Rooms: A Novel
- By Lauren Oliver
- 320 pp.
- Reviewed by Holly Sneeringer
- October 10, 2014
Estranged relatives come together — but keep themselves apart — in this page-turner of a ghost story.
We don’t seem to tire of ghost stories. Or, for that matter, haunted houses. Perhaps that endless fascination arises from the place where so many of these ghost stories begin: our homes, where we live out our ordinary lives in the domestic realm, where the messiness of living and dying takes center stage.
The rooms in our houses say something about our outer, physical lives, but often they hint at our inner lives, or what we might call souls. Lauren Oliver, bestselling author of young-adult novels including Before I Fall and the Delirium trilogy, makes her adult-fiction debut with Rooms, and taps into readers’ voracious appetite for tales of the supernatural that imagine where we go from here — and what that means in this life.

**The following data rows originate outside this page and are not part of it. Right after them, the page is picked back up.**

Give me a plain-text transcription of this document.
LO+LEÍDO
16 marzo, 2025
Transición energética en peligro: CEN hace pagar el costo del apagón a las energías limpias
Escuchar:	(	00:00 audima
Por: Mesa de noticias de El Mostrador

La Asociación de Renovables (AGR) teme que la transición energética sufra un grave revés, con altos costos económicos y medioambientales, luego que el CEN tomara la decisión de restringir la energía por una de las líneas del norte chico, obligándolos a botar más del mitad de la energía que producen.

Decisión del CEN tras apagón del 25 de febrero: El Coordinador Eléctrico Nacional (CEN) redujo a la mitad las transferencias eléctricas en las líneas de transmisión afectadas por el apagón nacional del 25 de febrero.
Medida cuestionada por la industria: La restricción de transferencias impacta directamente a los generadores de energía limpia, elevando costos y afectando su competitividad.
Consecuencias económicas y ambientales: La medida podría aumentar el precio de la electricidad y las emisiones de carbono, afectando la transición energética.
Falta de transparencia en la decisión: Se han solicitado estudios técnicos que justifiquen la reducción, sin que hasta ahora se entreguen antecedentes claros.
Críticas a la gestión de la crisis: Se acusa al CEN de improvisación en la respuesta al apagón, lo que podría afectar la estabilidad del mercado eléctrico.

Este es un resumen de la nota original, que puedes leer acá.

We have been here before: Someone dies and leaves behind unfinished business, unanswered questions, unfulfilled relationships, and undiscovered secrets. In this case, Richard Walker passes away, leaving his disgruntled, estranged family to deal with his funeral and will, part of which includes his country house in New York, where they all once lived as a family.
Richard’s ex-wife, daughter, granddaughter, and son take up temporary residency in the rooms of the old house as they sort through his belongings and their own memories. And there are two other residents: Sandra and Alice, specters who also once lived in the house and who have their own voices, both in the narrative and in the ears of certain members of the Walker family.
In the days leading up to the reading of the will, and finally the funeral, the crowded rooms of the house fill up with emotion and memories and, in the end, several mysteries are solved that bring closure for the characters in very different ways.
Oliver livens up this time-honored plot by structuring the novel using the rooms of Walker’s house, as well as alternate perspectives and voices. In this page-turner, characters are given relatively short chapters, stories are told, secrets unfold, and readers are kept engaged by this textural movement and curiosity about the interconnectivity of their paths.
Some of what unfolds is rather predictable, but not everything is what we might expect. For the most part, Oliver skillfully weaves her tales together clearly and cleanly, although there are times when the memories, or backstory, of some characters lead us a bit too far from the main narrative threads. And at other times, what happens in the main story feels a bit cliché — not unlike the plotlines of television dramas.
The real strength of this novel is Oliver’s knack for rendering charmingly flawed characters with real-life problems and complicated relationships: There is addiction, abuse, bad behavior, and sadness. The two distinct spirits — Sandra is lively and rough around the edges, while Alice is thoughtful and poetic — are the most fully developed and interesting.
It is not difficult to imagine these characters and feel something for them as the narrative threads unravel, because despite the fact that they are all under one roof, they still cannot seem to understand one another or the man, Richard, whose life and death has brought them together. Often, they are each behind closed doors in separate rooms of the house.
Oliver’s prose is crisp and clean; it gives the book much of its energy. She is especially skilled at matching the prose to the ghosts’ temperaments: Sandra’s edginess fuels much of the book’s overarching tension, and some of the most beautiful writing comes in Alice’s sections, for Alice has written a children’s book that also binds many of the characters together. Here she is describing her own existence after death:
“Day is no longer day to us, and night no longer night. Hours are different shades of hot and warm, damp and dry. We no longer pay attention to the clocks. Why should we? Noon is the taste of sawdust, and the feel of a splinter under a nail. Morning is mud and crumbling caulk. Evening is the smell of cooked tomatoes and mildew. And night is shivering, and the feeling of mice sniffing around our skin.”
What this book seems to be hinting at is our longing to connect with one another and how, ultimately, it is the stories we tell ourselves and each other that have the ability to keep us from true isolation.
But this idea isn’t developed in any deep or nuanced way. We read this book for its engaging plot, and perhaps we do think about what it means to connect, for as the characters wander through Richard’s house, the vistas of the present, the past, and the future reveal that neither the living nor the dead are able to grasp how to understand one another while staying true to themselves.
Holly Sneeringer earned an MFA from Goucher College, and has taught writing at the University of Maryland, Baltimore County (UMBC) and Towson University. Her work has appeared in various places, including the St. Ann’s Review, the Gettysburg Review, and the Los Angeles Review. In 2013, she was the recipient of the A Room of Her Own Foundation’s Orlando Award. She is a fiction editor for the Baltimore Review.